A good crypto wallet allows you to stick it out through bear and bull markets without losing sleep at night. “If the crypto portion of your portfolio is too large or concentrated in speculative altcoins, you risk having paper hands,” says Samsonoff.
“Conversely, if you are undersized, you risk getting greedy as confirmation bias kicks in after the crypto rally and you potentially buy a top after feeling exposed to the upside,” he said.
Keeping a long-term perspective, meaning years and decades, is key to managing your crypto portfolio. “It’s a new asset class, so highly volatile, and you have to focus on the earnings potential over decades, not weeks or months,” Edelman says.
Leinweber says portfolios over a period of four years or more are generally profitable. “It’s an investment in new technology, not a get-rich-quick scheme.”
Many experts recommend using a rupee cost averaging strategy where you buy or sell a fixed amount of rupees no matter what. This can take emotion out of the equation.
“Trying to time the market perfectly or checking your portfolio every day generally leads to more stress and bad decisions. Instead, it’s better to have periodic reassessments of your positions and rebalances based on your changing view of the market, not much different than a stock portfolio ,” de Sousa says.

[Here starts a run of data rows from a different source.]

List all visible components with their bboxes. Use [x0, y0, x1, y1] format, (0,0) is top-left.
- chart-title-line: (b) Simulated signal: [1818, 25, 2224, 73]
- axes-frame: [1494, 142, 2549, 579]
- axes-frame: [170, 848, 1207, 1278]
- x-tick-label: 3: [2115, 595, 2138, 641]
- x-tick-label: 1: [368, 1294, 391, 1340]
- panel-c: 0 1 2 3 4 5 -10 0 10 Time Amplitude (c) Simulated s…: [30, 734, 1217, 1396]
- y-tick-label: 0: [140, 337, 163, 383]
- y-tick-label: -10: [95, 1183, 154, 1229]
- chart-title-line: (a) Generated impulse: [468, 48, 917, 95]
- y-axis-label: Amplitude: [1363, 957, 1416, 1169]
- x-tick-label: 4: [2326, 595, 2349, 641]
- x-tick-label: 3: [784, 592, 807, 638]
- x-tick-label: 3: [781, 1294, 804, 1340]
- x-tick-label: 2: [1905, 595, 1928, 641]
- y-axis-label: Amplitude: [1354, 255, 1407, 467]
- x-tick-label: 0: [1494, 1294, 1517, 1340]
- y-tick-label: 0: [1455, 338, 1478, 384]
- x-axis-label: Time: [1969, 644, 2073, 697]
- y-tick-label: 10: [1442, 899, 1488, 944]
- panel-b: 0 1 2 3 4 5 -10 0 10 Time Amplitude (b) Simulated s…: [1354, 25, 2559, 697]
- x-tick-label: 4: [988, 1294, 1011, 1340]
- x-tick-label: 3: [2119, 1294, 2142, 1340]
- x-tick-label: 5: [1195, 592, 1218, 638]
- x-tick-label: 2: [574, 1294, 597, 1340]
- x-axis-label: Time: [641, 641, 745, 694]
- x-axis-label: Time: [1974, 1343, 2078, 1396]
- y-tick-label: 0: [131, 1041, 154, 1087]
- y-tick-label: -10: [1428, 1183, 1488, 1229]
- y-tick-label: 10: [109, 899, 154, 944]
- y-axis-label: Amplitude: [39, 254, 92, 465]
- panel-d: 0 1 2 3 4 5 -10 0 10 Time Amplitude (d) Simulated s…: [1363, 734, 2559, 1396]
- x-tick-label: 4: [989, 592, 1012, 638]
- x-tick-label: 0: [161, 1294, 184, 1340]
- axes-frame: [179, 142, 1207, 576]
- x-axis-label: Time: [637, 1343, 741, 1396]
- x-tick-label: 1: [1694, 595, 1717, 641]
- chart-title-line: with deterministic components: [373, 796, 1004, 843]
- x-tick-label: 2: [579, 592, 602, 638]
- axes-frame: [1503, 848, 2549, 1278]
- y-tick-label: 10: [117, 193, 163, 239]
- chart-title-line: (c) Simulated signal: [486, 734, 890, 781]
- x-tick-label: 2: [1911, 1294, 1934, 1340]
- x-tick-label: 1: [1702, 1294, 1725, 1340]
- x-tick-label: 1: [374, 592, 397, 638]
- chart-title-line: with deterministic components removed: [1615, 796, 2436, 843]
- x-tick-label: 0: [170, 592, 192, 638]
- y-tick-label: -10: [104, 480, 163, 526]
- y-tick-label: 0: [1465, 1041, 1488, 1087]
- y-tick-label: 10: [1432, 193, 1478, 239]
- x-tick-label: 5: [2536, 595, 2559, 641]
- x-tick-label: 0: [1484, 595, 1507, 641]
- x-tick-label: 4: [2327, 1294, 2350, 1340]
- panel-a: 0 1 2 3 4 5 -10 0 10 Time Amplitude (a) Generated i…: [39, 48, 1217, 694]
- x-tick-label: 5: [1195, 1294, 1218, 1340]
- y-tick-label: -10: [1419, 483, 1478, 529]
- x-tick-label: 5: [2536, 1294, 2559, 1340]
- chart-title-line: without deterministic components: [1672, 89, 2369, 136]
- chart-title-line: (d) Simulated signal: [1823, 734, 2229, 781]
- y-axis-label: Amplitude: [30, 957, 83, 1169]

Otherwise, your cryptocurrency allocation can overwhelm your portfolio and increase your overall risk.
“If you’re not an active trader, you should have a consistent percentage allocation to crypto and rebalance your target weights monthly or quarterly,” says Greg King, founder and CEO of Osprey Funds.
Keeping track of your crypto wallet can be a challenge.
The most important tip when tracking your crypto portfolio is to align your thesis timeline, says Samsonoff. Know your entry and exit trigger before you begin.
“Without a clear plan, you will have your convictions – or lack thereof – tested and succumb to emotional decisions based on the volatility of the crypto space,” he says.